Philippe Hugon : L'indépendance du Soudan du Sud le 9 juillet dernier n'a pas réglé un certain nombre de questions entre les deux pays : le partage des revenus pétroliers, la délimitation des frontières, et la question de la nationalité des 700 000 Sud-Soudanais se trouvant au Soudan. Le champ pétrolier de Heglig est une manifestation du conflit de territorialité, puisqu'il se situe au Soudan, mais qu'il est revendiqué par le Sud-Soudan. Il est nécessaire de replacer cette querelle dans le contexte des négociations entre les deux pays qui ont lieu à Addis-Abeba, en Éthiopie. Soit nous sommes repartis pour une guerre, la dernière qui s'est achevée en 2005 ayant fait plus de deux millions de morts ; soit un accord est trouvé entre les deux parties : dans ce cas, le contrôle du champ de Heglig serait une des armes dont disposerait le Sud pour négocier avec le Soudan.
Nigéria - La secte islamiste qui terrorise le pays. L'organisation Boko Haram ("l'éducation occidentale est un péché") s'est rendue coupable de la mort d'au moins 430 personnes depuis le début de l'année 2012, dans le pays le plus peuplé d'Afrique. Spécialisés dans les attentats anti-chrétiens et anti-gouvernementaux dans le nord du pays, à majorité musulmane, les islamistes frappent lors de dates symboliques. Cela a été le cas le jour de Noël, où une attaque à la bombe contre une église a fait 44 morts, ou encore à Pâques, où trois attaques ont fait au total 45 victimes.
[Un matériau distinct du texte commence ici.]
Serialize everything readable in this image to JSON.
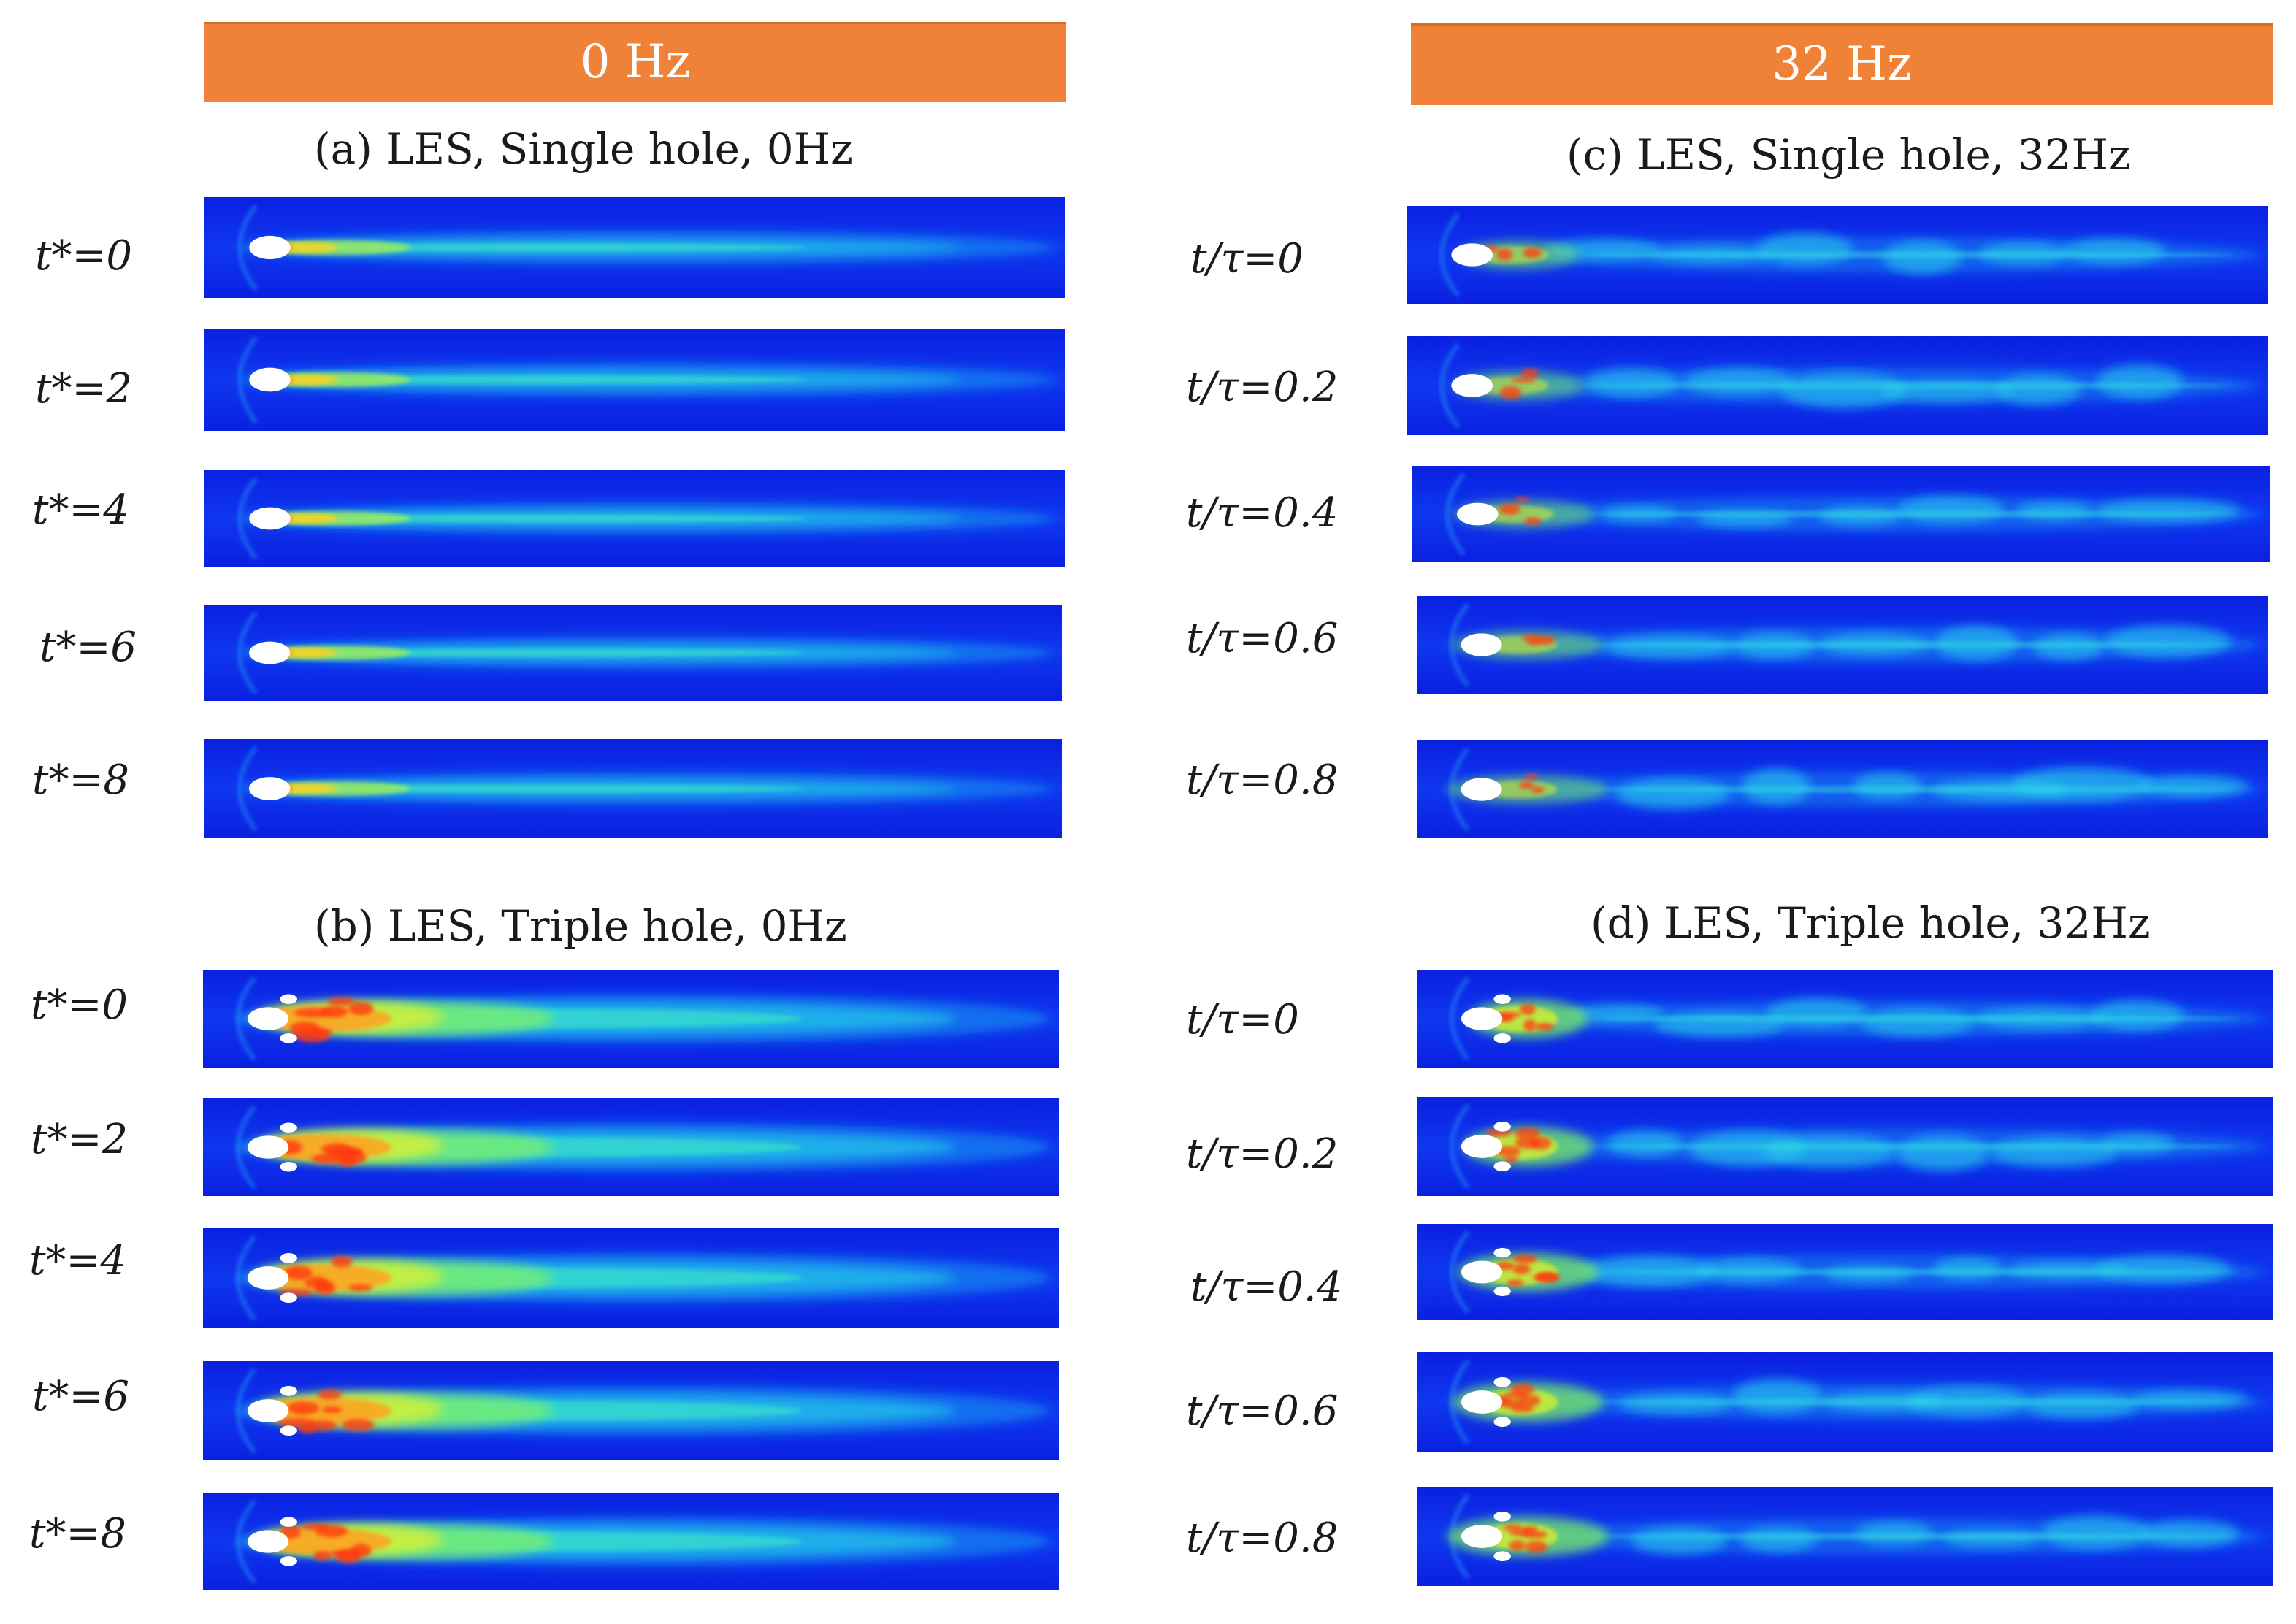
{
  "header": {
    "left_banner": "0 Hz",
    "right_banner": "32 Hz"
  },
  "colors": {
    "banner": "#ef8236",
    "field_background": "#0b26e6"
  },
  "panels": {
    "a": {
      "caption": "(a) LES, Single hole, 0Hz",
      "times": [
        "t*=0",
        "t*=2",
        "t*=4",
        "t*=6",
        "t*=8"
      ]
    },
    "b": {
      "caption": "(b) LES, Triple hole, 0Hz",
      "times": [
        "t*=0",
        "t*=2",
        "t*=4",
        "t*=6",
        "t*=8"
      ]
    },
    "c": {
      "caption": "(c) LES, Single hole, 32Hz",
      "times": [
        "t/τ=0",
        "t/τ=0.2",
        "t/τ=0.4",
        "t/τ=0.6",
        "t/τ=0.8"
      ]
    },
    "d": {
      "caption": "(d) LES, Triple hole, 32Hz",
      "times": [
        "t/τ=0",
        "t/τ=0.2",
        "t/τ=0.4",
        "t/τ=0.6",
        "t/τ=0.8"
      ]
    }
  }
}
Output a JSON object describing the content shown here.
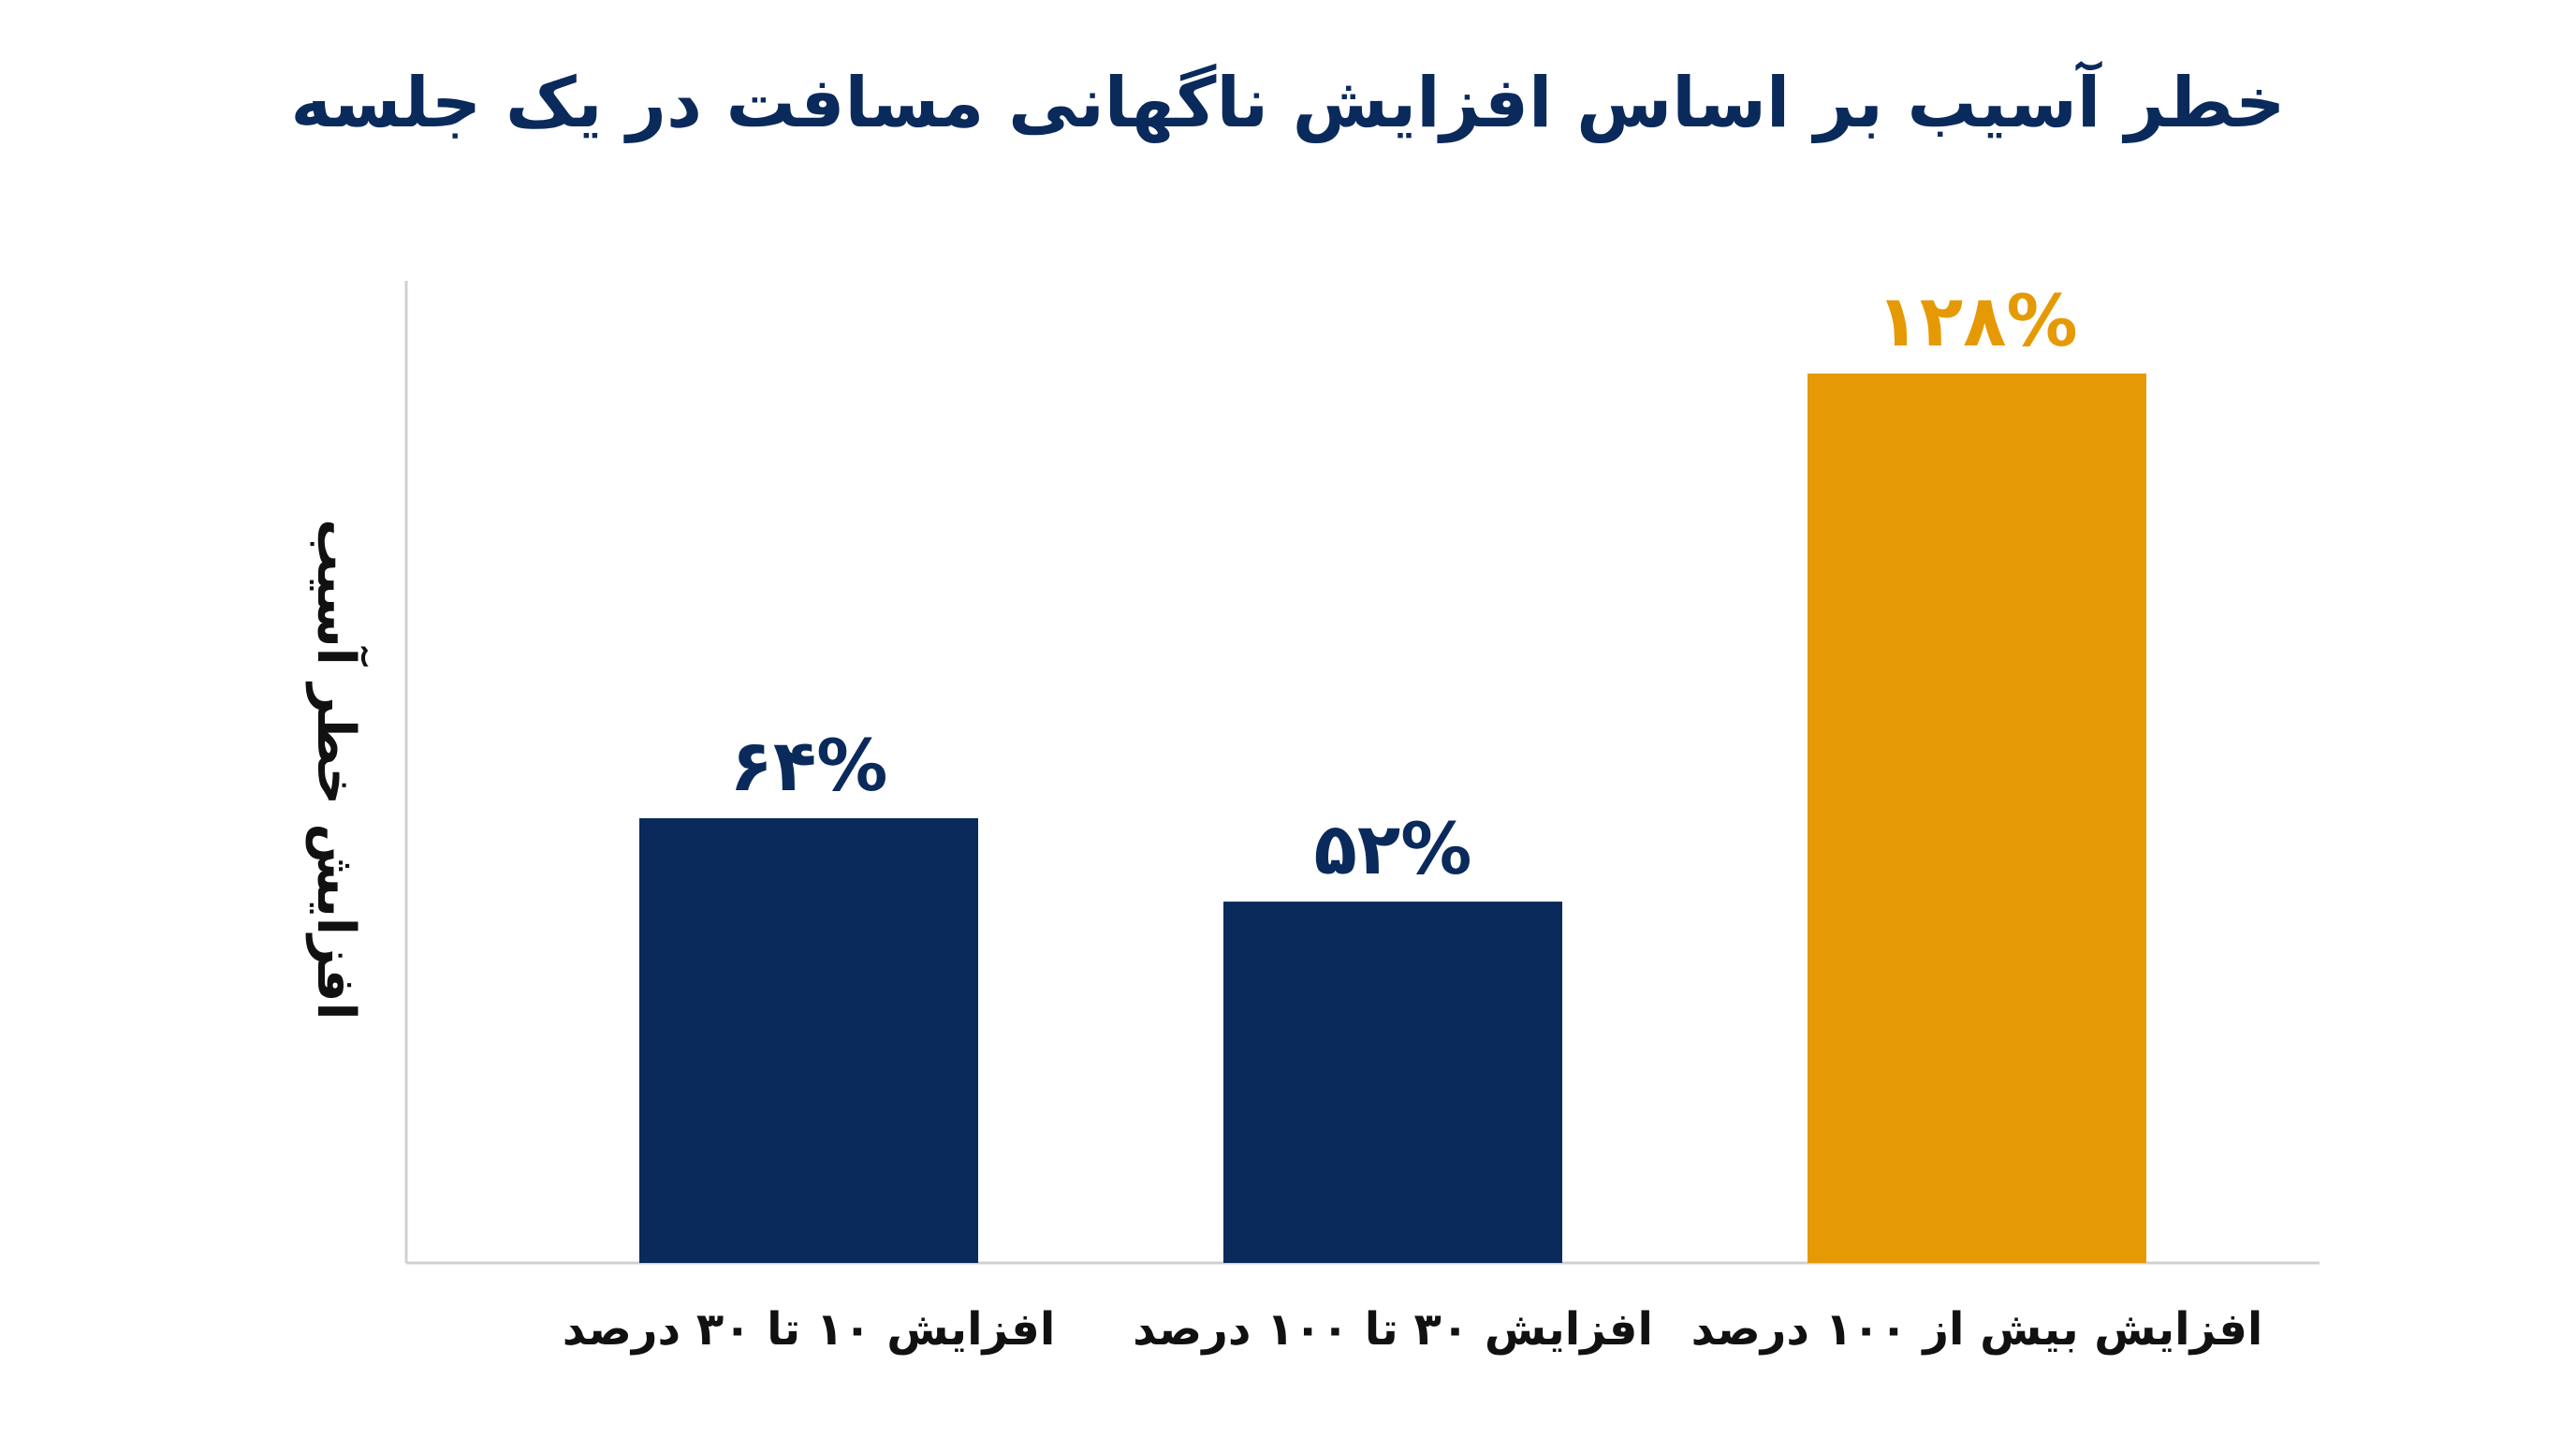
{
  "chart_data": {
    "type": "bar",
    "title": "خطر آسیب بر اساس افزایش ناگهانی مسافت در یک جلسه",
    "xlabel": "",
    "ylabel": "افزایش خطر آسیب",
    "categories": [
      "افزایش ۱۰ تا ۳۰ درصد",
      "افزایش ۳۰ تا ۱۰۰ درصد",
      "افزایش بیش از ۱۰۰ درصد"
    ],
    "values": [
      64,
      52,
      128
    ],
    "data_labels": [
      "۶۴%",
      "۵۲%",
      "۱۲۸%"
    ],
    "ylim": [
      0,
      140
    ],
    "grid": false,
    "legend": "none",
    "colors": [
      "#0a2a5c",
      "#0a2a5c",
      "#e59a05"
    ]
  }
}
L'organisation terroriste, qui réclame l'instauration de la charia dans l'ensemble du pays, et donc un État islamiste, se venge également de la répression extrêmement brutale menée par l'armée en juillet 2009 - où plusieurs centaines de membres de la secte ont perdu la vie - et qui a forcé ses cadres à se réfugier à l'étranger, où ils ont été récupérés par une mouvance djihadiste internationale. Ainsi, Boko Haram est suspecté d'entretenir des liens avec al-Qaida au Maghreb islamique (Aqmi), dont ils ont épousé le mode opératoire, en menant des attentats-suicides.
Philippe Hugon : Créé après le 11 septembre 2001, Boko Haram, qui se réfère aux talibans, a toujours préconisé la lutte contre les chrétiens et l'Occident. La secte s'est fortement renforcée dernièrement : tout d'abord au Nigéria dans une situation de répression très violente de l'armée nigériane, qui attire dans les filets des islamistes beaucoup de jeunes désoeuvrés, mais aussi à l'étranger. Boko Haram possède des ramifications en Somalie avec les islamistes al-Shabab, mais aussi dans certains pays comme le Tchad, le nord du Cameroun, et même le nord du Mali, où ses membres ont été aperçus après la percée des Touareg. Ainsi, la secte aurait peut-être des liens avec Aqmi. Il n'existe néanmoins pas de risque de partition du Nigéria. Les ressources pétrolières du pays demeurant au Sud, à majorité chrétienne, il n'y a aucune volonté du Nord de devenir indépendant. De toute façon, le discours extrémiste de Boko Haram ne séduit pas les populations.
* Philippe Hugon, directeur de recherche à l'Institut des relations internationales et stratégiques (Iris), auteur du Géopolitique de l'Afrique (Éditions Sedes).